The main color in the house is going to be Homestead Resort Tea Room Cream (which is a lot more yellow and less pink than on the monitor).  The kitchen is going to be Homestead Resort Olive (which is actually a green and not grey).  The bathroom is going to be Tranquil Bay (which is actually a light blue-green and also not grey).  The girls room will be Purple Hills (which is surprisingly close to actual color). The boys room will be La Fonda Sombrero (which is more orange and less pink).  The master bedroom is staying Homestead Resort Tea Room Cream for now and later I will add some artistic detailing. 

Total cost is looking like $12,000-$14,000 which is perfect!  I have a few more contractors looking at the house today and I hope that they give me some god estimates, and quick.  I am hoping to have them in to the lender by Thursday before I leave to Kansas for a week to visit my sister and brother-in-law and have some fun 4th of July fireworks!  I will also get to meet quite a few people I used to play World of Warcraft with for five years. 

I will check in with you all later. 

~Leetah

Monday, June 20, 2011

Remodeling

I apologize for the lack of posts this weekend.  When my husband is home I tend to steer clear of the computer so I can spend time with him.  Father's Day was fun and the weekend all together was great.

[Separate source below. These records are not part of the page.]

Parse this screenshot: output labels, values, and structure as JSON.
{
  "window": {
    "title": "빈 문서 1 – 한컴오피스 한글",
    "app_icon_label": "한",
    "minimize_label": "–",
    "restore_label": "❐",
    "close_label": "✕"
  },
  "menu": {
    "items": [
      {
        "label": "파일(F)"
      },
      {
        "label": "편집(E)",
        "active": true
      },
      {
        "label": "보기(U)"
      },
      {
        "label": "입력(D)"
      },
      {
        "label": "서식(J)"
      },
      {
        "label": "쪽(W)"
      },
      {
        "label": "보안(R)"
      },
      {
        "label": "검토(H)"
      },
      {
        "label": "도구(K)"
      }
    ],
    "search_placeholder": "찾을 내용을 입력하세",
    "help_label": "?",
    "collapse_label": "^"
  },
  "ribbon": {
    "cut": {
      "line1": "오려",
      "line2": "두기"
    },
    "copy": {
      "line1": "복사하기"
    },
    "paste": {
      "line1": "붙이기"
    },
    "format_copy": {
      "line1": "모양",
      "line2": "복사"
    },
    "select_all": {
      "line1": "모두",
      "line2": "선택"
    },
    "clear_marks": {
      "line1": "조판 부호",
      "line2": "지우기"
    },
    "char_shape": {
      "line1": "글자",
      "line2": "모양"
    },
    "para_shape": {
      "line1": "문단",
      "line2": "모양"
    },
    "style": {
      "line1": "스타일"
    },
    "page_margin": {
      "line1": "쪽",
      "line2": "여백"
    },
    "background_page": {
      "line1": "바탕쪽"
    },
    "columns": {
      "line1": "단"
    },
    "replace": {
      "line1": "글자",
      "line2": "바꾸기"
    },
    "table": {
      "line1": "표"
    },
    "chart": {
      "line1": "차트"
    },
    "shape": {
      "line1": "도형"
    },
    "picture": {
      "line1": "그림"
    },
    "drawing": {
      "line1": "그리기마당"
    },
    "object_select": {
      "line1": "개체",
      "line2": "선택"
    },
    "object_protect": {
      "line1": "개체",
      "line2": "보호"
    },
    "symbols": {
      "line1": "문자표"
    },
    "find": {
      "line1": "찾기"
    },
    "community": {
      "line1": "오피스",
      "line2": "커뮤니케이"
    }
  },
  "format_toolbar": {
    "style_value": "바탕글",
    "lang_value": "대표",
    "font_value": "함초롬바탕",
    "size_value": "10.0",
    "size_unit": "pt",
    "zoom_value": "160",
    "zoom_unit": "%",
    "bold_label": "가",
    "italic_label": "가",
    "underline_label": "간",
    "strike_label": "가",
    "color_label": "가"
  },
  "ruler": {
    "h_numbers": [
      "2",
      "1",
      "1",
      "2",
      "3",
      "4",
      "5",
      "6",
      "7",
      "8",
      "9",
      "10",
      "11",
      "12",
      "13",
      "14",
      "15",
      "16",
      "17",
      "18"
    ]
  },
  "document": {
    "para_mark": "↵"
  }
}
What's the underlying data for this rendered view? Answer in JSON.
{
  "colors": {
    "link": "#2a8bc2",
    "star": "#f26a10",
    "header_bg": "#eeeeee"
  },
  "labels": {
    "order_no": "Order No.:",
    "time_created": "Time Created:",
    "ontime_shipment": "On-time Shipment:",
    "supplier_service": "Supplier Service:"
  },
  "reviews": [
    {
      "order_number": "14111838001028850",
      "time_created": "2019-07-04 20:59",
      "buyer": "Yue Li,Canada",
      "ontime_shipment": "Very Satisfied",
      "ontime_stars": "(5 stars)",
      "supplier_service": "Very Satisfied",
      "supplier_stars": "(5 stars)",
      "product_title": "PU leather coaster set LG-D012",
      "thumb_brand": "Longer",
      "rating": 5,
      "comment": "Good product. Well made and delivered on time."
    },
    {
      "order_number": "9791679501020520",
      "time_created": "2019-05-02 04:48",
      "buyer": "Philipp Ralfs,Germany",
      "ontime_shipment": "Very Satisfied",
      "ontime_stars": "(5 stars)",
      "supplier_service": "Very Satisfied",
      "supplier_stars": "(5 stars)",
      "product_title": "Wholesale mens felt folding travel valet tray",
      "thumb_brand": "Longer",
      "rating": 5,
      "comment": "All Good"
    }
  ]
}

My husband and I put an offer on a house and we found out this morning that the offer has been accepted.  We are extremely excited and I can't wait until we officially have the house.  It has five bedrooms and two bathrooms.  It sits on a half-acre lot with an enormous willow tree in the backyard, the kind you could imagine fairies living in, creating their magic.  I have named this beautiful tree.  Her name is Sailee, which is Gaelic for "willow tree."  It is a beautiful name and fits the tree wonderfully.



This yard is perfect.  The half-acre gives me plenty of room to have the garden of my dreams.  A vegetable garden and an herb garden.  I could even have a chicken coop so I could have my own eggs, fresh everyday.  We will be closing on the house within a few days of my two eldest children's birthdays and so we are going to buy them a play set for their gifts.  The neighbor's houses and yards are all immaculate.  The home to the right even have a gazebo in the yard and the home on the left has a beautiful deck.  In fact, all of the homes in the neighborhood would make any homeowner proud.



The home we are buying, however, isn't in such great shape.  Right now, you would probably go walk through it and think we were crazy, just insane for buying this house.  It is one of those homes that when you read the description on the MLS listing it reads something like this.  "Lots of potential!  Needs some TLC.  A fixer-upper! Handy-man special!"  But the location and price are well worth putting some work into it to make it our own.  We are looking at a project about the size of this one.


We are up for the challenge!  I can't wait to get started.  I get to design my own kitchen and bathrooms.  I get to pick out the flooring, wall textures, colors, window, doors and make the house into my home.  When the project starts I will post pictures and keep you updated on the progress.

~Leetah

Thursday, June 16, 2011

Illness

Dealing with sick children will always be a challenge, no matter how experienced we are at it.  Every time my children get sick I find myself searching for where it originated, how did they get this ailment.  Interestingly enough I very rarely can come to a definite conclusion and most of the time I can't even figure a possibility of the source.

It is that way right now.  Both of my boys have a stomach ailment, the likes of which I have not experienced or seen before.  They have their episodes in the bedtime hours then they are cheery and healthy during the day.  After nearly two weeks of this pattern on and off, I took them into the pediatrician, hoping she would be able to shed some light on the matter.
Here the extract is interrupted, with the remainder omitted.